And then just a quick one.
I may have missed this earlier.
But could you give the weighted average tenure of the AUM?
I imagine it's in the kind of 5- to 7-year range?
Gregory Eugene Johnson - Chairman & CEO
It is, but that's really the private debt side.
I think there's permanent as well.
So maybe, Rich?
Richard Jan Byrne - President
Yes, each of our strategies is different.
For private debt, our funds are long lock-up funds, generally 7 years.
On the BDC and the mortgage REIT, those are permanent capital vehicles.
They're publicly filed, they're not traded at the moment, but we're -- plan on listing those and just think of those as any permanent capital vehicle.
Operator
Our next question is coming from Brennan Hawken of UBS.
Brennan Mc Hawken - Executive Director & Equity Research Analyst of Financials
Just a quick one.
I don't think you touched on this, but when you spoke to your assumptions, this is for -- on the BSP transaction, when you spoke to your assumptions about year 2 accretion, can you let us know what credit trends are embedded within those assumptions?
Kenneth Allan Lewis - Executive VP, CFO & Principal Accounting Officer
Yes.
The assumptions are that there would be future fund launches that are consistent with past fund launches and growing slightly.
So maybe like 1% or 2% or 3% growth in those funds, fund launches, and that was the major assumption driving revenue.

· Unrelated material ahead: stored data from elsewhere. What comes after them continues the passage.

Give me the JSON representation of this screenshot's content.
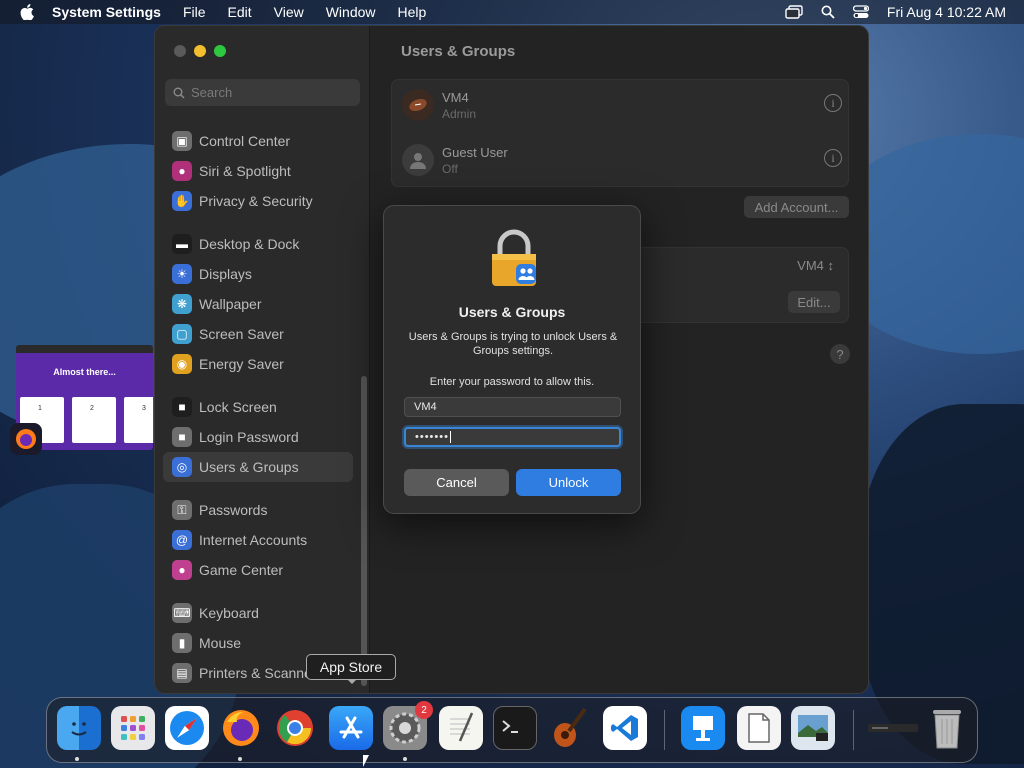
{
  "menubar": {
    "app_name": "System Settings",
    "menus": [
      "File",
      "Edit",
      "View",
      "Window",
      "Help"
    ],
    "clock": "Fri Aug 4  10:22 AM"
  },
  "sidebar": {
    "search_placeholder": "Search",
    "groups": [
      [
        {
          "label": "Control Center",
          "icon": "control-center-icon",
          "color": "#6e6e6e"
        },
        {
          "label": "Siri & Spotlight",
          "icon": "siri-icon",
          "color": "#b0307a"
        },
        {
          "label": "Privacy & Security",
          "icon": "hand-icon",
          "color": "#3a6fd8"
        }
      ],
      [
        {
          "label": "Desktop & Dock",
          "icon": "dock-icon",
          "color": "#1e1e1e"
        },
        {
          "label": "Displays",
          "icon": "sun-icon",
          "color": "#3a6fd8"
        },
        {
          "label": "Wallpaper",
          "icon": "wallpaper-icon",
          "color": "#40a0d0"
        },
        {
          "label": "Screen Saver",
          "icon": "screensaver-icon",
          "color": "#40a0d0"
        },
        {
          "label": "Energy Saver",
          "icon": "bulb-icon",
          "color": "#e0a020"
        }
      ],
      [
        {
          "label": "Lock Screen",
          "icon": "lock-icon",
          "color": "#1e1e1e"
        },
        {
          "label": "Login Password",
          "icon": "lock-icon",
          "color": "#6e6e6e"
        },
        {
          "label": "Users & Groups",
          "icon": "users-icon",
          "color": "#3a6fd8",
          "active": true
        }
      ],
      [
        {
          "label": "Passwords",
          "icon": "key-icon",
          "color": "#6e6e6e"
        },
        {
          "label": "Internet Accounts",
          "icon": "at-icon",
          "color": "#3a6fd8"
        },
        {
          "label": "Game Center",
          "icon": "gamecenter-icon",
          "color": "#c04090"
        }
      ],
      [
        {
          "label": "Keyboard",
          "icon": "keyboard-icon",
          "color": "#6e6e6e"
        },
        {
          "label": "Mouse",
          "icon": "mouse-icon",
          "color": "#6e6e6e"
        },
        {
          "label": "Printers & Scanners",
          "icon": "printer-icon",
          "color": "#6e6e6e"
        }
      ]
    ]
  },
  "main": {
    "title": "Users & Groups",
    "users": [
      {
        "name": "VM4",
        "role": "Admin"
      },
      {
        "name": "Guest User",
        "role": "Off"
      }
    ],
    "add_account_label": "Add Account...",
    "autologin_value": "VM4 ↕",
    "edit_label": "Edit...",
    "help_label": "?"
  },
  "dialog": {
    "title": "Users & Groups",
    "message": "Users & Groups is trying to unlock Users & Groups settings.",
    "prompt": "Enter your password to allow this.",
    "username": "VM4",
    "password_mask": "•••••••",
    "cancel_label": "Cancel",
    "unlock_label": "Unlock"
  },
  "thumbnail": {
    "title": "Almost there...",
    "steps": [
      "1",
      "2",
      "3"
    ]
  },
  "tooltip": "App Store",
  "dock": {
    "settings_badge": "2",
    "items": [
      "finder",
      "launchpad",
      "safari",
      "firefox",
      "chrome",
      "app-store",
      "system-settings",
      "textedit",
      "terminal",
      "garageband",
      "vscode",
      "keynote",
      "preview",
      "photos-viewer",
      "window-thumb",
      "trash"
    ]
  }
}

Brennan Mc Hawken - Executive Director & Equity Research Analyst of Financials
Okay.
And how...
Gregory Eugene Johnson - Chairman & CEO
But I think we looked at downside scenarios, but we didn't really -- for -- to say what does the credit world look like next year, I think the assumptions for those numbers are more where we are today more or less.
Brennan Mc Hawken - Executive Director & Equity Research Analyst of Financials
Right.
Okay, got it.
And then given the fact that there's leverage used in these funds, can you give us an idea about what kind of loss tolerance there is before the earnings stream to Franklin would be impaired from some of these?
And then given your response to Ken's question, I assume that means that Franklin is not going to be providing the leverage to these existing funds, but you made reference to maybe launching a few products that might be a bit more aligned with your -- the core business.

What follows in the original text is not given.